Molecular features associated with time-to-event outcomes, such as overall or disease-free survival, may be
prognostically relevant or potential therapeutic targets. Therefore, analyzing data from high-throughput genomic
assays with clinical follow-up data has been of growing interest. The Cancer Genome Atlas (TCGA) Project has
collected baseline demographic, clinical characteristics, and follow-up data for 11,125 patients for 32 different
cancer types and corresponding tissue samples were processed for examining SNPs, copy number, methylation,
miRNA expression, and mRNA expression. Because the number of variables (P ) exceeds the sample size (N),
one strategy frequently employed when associating molecular features to survivorship data is to fit univariable
Cox proportional hazards (PH) models followed by adjustment for multiple hypothesis tests using a false discovery
rate approach.

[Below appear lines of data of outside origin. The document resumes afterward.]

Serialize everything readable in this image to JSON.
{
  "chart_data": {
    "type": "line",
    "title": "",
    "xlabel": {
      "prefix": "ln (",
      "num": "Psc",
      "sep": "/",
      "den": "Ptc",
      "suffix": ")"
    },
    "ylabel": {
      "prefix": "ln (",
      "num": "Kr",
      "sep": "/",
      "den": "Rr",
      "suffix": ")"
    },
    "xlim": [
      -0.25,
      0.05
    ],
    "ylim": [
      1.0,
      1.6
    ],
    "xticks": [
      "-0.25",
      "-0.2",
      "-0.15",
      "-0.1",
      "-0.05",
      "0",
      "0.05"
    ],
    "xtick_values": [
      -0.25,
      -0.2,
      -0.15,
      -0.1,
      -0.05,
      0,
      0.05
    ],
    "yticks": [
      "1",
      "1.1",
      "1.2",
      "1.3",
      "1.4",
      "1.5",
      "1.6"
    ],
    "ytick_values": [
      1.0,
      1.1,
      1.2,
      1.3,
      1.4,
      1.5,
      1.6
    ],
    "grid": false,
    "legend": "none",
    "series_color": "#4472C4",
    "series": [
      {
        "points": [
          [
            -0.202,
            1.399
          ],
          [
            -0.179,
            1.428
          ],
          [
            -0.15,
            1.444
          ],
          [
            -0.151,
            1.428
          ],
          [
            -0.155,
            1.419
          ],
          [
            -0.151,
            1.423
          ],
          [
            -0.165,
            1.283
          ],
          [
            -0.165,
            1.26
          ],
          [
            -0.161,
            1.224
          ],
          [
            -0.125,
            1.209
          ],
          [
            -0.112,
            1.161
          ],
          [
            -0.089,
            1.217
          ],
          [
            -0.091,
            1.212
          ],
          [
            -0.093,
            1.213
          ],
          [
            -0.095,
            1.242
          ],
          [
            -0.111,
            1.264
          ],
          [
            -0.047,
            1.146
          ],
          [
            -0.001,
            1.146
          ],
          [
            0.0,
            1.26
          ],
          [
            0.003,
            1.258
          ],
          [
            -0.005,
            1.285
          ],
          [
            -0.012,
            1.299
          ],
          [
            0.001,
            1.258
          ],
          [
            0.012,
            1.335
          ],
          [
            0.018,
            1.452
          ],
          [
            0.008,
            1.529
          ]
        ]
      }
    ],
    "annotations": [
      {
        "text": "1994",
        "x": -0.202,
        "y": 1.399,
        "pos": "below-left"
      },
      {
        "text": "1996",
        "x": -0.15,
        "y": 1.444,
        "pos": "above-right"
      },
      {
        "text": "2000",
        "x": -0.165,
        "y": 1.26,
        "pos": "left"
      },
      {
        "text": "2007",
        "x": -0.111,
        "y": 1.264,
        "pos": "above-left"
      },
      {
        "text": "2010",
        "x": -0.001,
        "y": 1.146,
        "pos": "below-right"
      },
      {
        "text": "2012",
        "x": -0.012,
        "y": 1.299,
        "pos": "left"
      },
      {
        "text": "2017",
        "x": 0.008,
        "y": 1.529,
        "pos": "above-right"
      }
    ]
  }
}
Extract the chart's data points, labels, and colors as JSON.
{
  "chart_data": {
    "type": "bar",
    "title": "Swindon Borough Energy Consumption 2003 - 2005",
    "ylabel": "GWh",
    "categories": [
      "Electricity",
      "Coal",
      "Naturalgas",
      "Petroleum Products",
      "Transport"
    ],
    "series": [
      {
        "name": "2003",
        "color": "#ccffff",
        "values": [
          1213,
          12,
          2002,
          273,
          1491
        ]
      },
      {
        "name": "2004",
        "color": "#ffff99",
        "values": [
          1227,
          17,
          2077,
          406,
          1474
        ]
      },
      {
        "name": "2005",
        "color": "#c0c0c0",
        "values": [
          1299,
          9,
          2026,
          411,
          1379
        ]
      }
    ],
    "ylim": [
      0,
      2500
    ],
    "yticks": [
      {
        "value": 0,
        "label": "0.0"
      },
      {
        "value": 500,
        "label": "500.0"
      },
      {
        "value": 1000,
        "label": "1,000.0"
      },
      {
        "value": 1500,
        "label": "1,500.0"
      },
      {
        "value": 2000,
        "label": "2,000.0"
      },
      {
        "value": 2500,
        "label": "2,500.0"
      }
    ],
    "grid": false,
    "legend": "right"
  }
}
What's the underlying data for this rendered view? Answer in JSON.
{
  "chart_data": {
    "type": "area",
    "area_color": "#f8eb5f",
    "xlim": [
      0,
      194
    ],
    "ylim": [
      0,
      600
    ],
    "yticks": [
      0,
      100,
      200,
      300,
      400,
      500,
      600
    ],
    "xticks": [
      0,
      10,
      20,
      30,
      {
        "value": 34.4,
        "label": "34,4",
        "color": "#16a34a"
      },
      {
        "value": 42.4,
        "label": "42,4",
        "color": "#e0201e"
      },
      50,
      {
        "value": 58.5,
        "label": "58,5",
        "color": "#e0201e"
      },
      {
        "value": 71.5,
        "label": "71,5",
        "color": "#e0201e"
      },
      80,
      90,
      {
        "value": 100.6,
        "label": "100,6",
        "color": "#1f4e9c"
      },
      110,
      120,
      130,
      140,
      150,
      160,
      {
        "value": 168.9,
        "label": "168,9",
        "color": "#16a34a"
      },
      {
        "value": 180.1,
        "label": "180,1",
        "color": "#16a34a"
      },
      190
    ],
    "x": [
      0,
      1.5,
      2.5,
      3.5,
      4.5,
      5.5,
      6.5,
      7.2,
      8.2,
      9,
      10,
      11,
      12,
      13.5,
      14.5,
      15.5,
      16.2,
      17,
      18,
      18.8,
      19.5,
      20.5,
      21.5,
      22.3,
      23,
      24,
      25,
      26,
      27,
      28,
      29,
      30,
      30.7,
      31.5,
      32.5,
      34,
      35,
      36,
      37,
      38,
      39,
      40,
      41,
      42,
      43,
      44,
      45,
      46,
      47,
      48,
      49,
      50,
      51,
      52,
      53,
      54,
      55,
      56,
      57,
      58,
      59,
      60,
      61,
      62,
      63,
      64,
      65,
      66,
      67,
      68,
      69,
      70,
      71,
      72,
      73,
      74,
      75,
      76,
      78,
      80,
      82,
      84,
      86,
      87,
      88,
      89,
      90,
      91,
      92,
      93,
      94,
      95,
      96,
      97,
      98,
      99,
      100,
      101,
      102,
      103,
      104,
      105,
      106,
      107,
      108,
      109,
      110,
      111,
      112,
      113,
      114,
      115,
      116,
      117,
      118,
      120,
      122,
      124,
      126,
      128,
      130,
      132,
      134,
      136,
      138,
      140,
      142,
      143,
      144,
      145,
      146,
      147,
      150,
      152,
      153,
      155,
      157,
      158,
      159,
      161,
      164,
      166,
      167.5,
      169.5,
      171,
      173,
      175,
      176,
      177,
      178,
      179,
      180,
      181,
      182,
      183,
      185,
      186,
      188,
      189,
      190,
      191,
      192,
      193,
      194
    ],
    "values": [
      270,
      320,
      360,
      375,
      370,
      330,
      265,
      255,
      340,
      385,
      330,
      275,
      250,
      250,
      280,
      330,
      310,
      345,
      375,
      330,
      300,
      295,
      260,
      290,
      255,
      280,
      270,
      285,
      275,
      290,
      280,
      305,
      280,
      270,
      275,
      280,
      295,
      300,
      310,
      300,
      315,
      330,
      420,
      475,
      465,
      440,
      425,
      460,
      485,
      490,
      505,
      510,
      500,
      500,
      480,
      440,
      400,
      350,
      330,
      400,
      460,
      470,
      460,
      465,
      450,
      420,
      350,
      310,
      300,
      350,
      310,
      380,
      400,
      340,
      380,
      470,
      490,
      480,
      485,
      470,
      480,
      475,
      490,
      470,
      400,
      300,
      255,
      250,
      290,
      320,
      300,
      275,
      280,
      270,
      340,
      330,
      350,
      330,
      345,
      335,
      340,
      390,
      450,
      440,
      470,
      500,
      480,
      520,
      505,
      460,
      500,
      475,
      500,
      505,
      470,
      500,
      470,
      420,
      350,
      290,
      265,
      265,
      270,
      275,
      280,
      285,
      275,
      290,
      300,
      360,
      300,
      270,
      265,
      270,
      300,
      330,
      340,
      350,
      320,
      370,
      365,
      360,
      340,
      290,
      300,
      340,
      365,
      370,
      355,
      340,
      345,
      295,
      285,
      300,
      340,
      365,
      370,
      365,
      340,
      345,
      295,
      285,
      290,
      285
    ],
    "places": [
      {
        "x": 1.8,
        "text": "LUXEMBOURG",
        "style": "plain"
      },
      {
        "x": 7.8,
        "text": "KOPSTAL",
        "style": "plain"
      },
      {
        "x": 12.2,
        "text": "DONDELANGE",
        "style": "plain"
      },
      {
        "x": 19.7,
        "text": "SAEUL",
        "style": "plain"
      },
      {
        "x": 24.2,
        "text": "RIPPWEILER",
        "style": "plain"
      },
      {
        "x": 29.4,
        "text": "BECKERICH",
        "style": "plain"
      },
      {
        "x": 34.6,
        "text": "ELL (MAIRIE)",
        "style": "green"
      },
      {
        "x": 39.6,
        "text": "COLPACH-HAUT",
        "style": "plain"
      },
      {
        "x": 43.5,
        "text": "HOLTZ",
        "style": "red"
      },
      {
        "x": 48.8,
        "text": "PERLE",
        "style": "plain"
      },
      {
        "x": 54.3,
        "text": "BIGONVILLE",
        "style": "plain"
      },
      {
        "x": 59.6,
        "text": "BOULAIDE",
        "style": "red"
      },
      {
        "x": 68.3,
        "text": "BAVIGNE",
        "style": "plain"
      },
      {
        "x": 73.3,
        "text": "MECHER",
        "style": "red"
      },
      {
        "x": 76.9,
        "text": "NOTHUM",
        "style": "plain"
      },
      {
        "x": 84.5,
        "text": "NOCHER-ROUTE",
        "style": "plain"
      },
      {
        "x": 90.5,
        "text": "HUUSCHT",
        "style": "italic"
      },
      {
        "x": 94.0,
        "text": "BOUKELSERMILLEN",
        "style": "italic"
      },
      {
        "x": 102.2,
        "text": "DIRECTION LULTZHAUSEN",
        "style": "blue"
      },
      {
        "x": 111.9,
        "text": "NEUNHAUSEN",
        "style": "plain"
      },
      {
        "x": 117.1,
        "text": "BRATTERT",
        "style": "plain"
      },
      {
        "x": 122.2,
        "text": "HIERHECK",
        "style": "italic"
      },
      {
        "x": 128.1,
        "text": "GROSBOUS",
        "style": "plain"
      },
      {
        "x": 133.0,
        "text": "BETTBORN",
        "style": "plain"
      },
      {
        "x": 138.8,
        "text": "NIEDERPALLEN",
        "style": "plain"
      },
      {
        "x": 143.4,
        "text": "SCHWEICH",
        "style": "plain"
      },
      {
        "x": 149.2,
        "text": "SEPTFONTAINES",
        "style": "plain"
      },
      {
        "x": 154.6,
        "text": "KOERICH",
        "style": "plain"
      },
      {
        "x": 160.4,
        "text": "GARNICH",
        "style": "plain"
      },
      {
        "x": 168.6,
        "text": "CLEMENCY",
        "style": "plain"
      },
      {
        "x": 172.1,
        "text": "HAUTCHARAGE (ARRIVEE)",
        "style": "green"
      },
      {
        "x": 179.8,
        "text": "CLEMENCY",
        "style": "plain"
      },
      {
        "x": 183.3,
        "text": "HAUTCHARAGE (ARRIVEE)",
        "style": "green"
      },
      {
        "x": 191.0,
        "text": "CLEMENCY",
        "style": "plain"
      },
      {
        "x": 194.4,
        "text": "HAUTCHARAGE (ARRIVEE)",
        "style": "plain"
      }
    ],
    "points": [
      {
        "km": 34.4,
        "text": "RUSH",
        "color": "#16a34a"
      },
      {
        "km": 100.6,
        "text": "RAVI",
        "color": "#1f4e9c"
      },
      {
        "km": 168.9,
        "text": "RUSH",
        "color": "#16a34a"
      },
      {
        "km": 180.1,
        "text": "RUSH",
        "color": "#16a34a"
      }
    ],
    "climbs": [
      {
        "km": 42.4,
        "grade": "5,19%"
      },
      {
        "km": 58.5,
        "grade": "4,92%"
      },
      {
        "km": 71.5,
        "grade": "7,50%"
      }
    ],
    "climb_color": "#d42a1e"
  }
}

However, most chronic conditions and diseases, including cancer, are likely caused by multiple
dysregulated genes or mutations. It is therefore critical to fit multivariable models in the presence of a high-
dimensional covariate space. Traditional statistical methods cannot be used when the number of features exceeds
the sample size (e.g., P > N), though penalized methods perform automatic variable selection and accommodate
the P > N scenario. Penalized approaches including LASSO, smoothly clipped absolute deviation (SCAD),
adaptive LASSO, and Bayesian LASSO have all been extended to Cox's PH model for handling high-dimensional
covariate spaces. However, when modeling survival or other time-to-event outcomes, the Cox PH model assumes
that all subjects will experience the event of interest, which is violated when a subset of subjects are cured.
Instead, when a subset of subjects in the data are cured, mixture cure models should be fit. Although mixture
cure models have been described for traditional settings where the number of samples exceeds the number
of covariates, limited variable selection methods and no methods for high-dimensional model fitting currently
exist for mixture cure models. Therefore, this project will overcome a critical barrier to progress in this field
by developing penalized parametric and semi-parametric mixture cure models applicable for high-dimensional
datasets. The specific aims of this application are to: (1) Develop penalized parametric mixture cure models
for high-dimensional datasets; and (2) Develop a penalized semi-parametric proportional hazards mixture cure
model for high-dimensional datasets. For both aims we will characterize the performance of the methods using
extensive simulation studies, develop software, and distribute R packages to CRAN. In aim (3) we will identify
molecular features associated with cure and survival using our large unique AML dataset from the Alliance for
Clinical Trials in Oncology and assess robustness of findings using AML datasets from Gene Expression Omnibus
and The Cancer Genome Atlas project. This research will fill a critical gap as there are currently no mixture cure
models for high-dimensional data. We anticipate application of our methods to our AML data will enhance existing
risk stratification systems used in daily clinical practice that determine treatment intensity and modality.